Comme toute infrastructure de transport en commun en site propre (TCSP), le Caribus libère la place qui manque aux vélos et aux piétons. Expert dans la synergie entre les modes doux et actifs, le paysagiste strasbourgeois Alfred Peter a conçu l’insertion urbaine du projet dans cette perspective de rupture avec le tout-automobile, comme en témoignent 5 km de voies cyclables et 20 km de trottoirs sécurisés. Des contrats de culture signés en amont permettent d’agrémenter la ligne avec des végétaux déjà matures.

Plus de 10 000 collégiens attendus

Outre le centre-ville où se concentrent la majorité des services administratifs et sanitaires de l’île, le Caribus desservira plusieurs quartiers prioritaires de la politique de la ville, en particulier Kawéni, réputé pour abriter le plus grand bidonville de France. La configuration de ce site a conduit à y séparer l’infrastructure routière en deux.
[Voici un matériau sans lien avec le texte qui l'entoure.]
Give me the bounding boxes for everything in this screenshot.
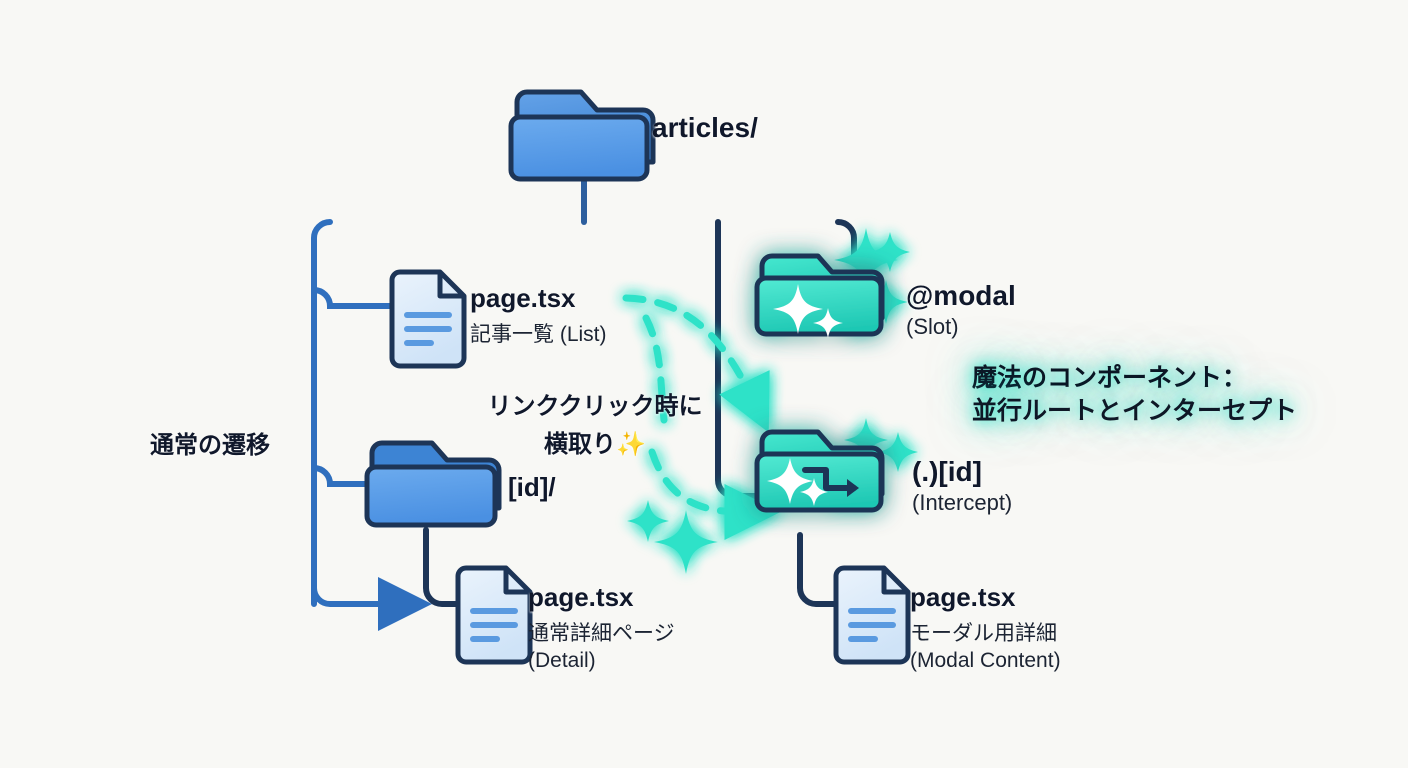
file-icon-list-page[interactable] (392, 272, 464, 366)
label-list-page-group: page.tsx 記事一覧 (List) (470, 283, 607, 348)
annotation-intercept-note-line2-wrap: 横取り✨ (480, 424, 710, 459)
label-id-folder: [id]/ (508, 472, 556, 503)
label-intercept-name: (.)[id] (912, 456, 1012, 488)
label-list-page-name: page.tsx (470, 283, 607, 314)
label-intercept-group: (.)[id] (Intercept) (912, 456, 1012, 516)
label-detail-page-sub1: 通常詳細ページ (528, 617, 675, 647)
annotation-normal-transition: 通常の遷移 (150, 425, 270, 460)
label-detail-page-name: page.tsx (528, 582, 675, 613)
file-icon-modal-page[interactable] (836, 568, 908, 662)
annotation-magic-group: 魔法のコンポーネント： 並行ルートとインターセプト (972, 362, 1297, 428)
sparkle-folder-icon-modal[interactable] (757, 256, 882, 338)
diagram-canvas: articles/ page.tsx 記事一覧 (List) [id]/ pag… (0, 0, 1408, 768)
annotation-magic-line1: 魔法のコンポーネント： (972, 362, 1297, 395)
sparkle-icon-emoji: ✨ (616, 431, 646, 458)
label-modal-page-name: page.tsx (910, 582, 1061, 613)
label-detail-page-sub2: (Detail) (528, 649, 675, 673)
annotation-intercept-note: リンククリック時に 横取り✨ (480, 386, 710, 459)
file-icon-detail-page[interactable] (458, 568, 530, 662)
label-detail-page-group: page.tsx 通常詳細ページ (Detail) (528, 582, 675, 673)
folder-icon-articles[interactable] (511, 92, 653, 179)
annotation-magic-line2: 並行ルートとインターセプト (972, 395, 1297, 428)
label-intercept-sub: (Intercept) (912, 490, 1012, 516)
label-modal-slot-group: @modal (Slot) (906, 280, 1016, 340)
annotation-intercept-note-line1: リンククリック時に (480, 386, 710, 421)
label-modal-slot-sub: (Slot) (906, 314, 1016, 340)
sparkle-folder-arrow-icon-intercept[interactable] (757, 432, 882, 510)
label-list-page-sub: 記事一覧 (List) (470, 318, 607, 348)
annotation-intercept-note-line2: 横取り (544, 431, 616, 458)
label-articles: articles/ (652, 112, 758, 144)
label-modal-page-group: page.tsx モーダル用詳細 (Modal Content) (910, 582, 1061, 673)
label-modal-slot-name: @modal (906, 280, 1016, 312)
label-modal-page-sub1: モーダル用詳細 (910, 617, 1061, 647)
label-modal-page-sub2: (Modal Content) (910, 649, 1061, 673)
A côté de Kawéni, le BHNS s’arrêtera dans la zone d’activités la plus importante de Mayotte. La jeunesse de l’île bénéficiera des arrêts dans la zone des collèges, avec ses trois établissements de 3500 élèves chacun.

Au chapitre des compensations environnementales, l’opération la plus remarquable concerne la restauration écologique de la seule mangrove privée de France, menacée par des activités clandestines et des destructions. L’acquisition d’une partie des emprises par le Conservatoire du littoral devrait rendre possible la préservation du site, son entretien et la mise en œuvre d’une stratégie de résistance aux submersions.

Le banian, arbre à palabres

Les concertations précédant les chantiers se sont adaptées à la culture locale. « Les foules se rassemblent sous le banian, l’arbre à palabres local », évoque Alfred Peter. « Le maître d’ouvrage s’est souvent appuyé sur les imams, comme relais d’information pour annoncer les réunions publiques après les prières », ajoute Jean-François Bergeal. Le directeur de projets de Transamo témoigne de la très forte attente des populations.

Le changement climatique jette toutefois une ombre au tableau : à 1,50 m d’altitude, le quartier de Kawéni entrera en zone à risque après 2050. La Cadema attend pour la fin de cette année les résultats d’une étude de résilience climatique, cofinancée par l'Agence française de développement.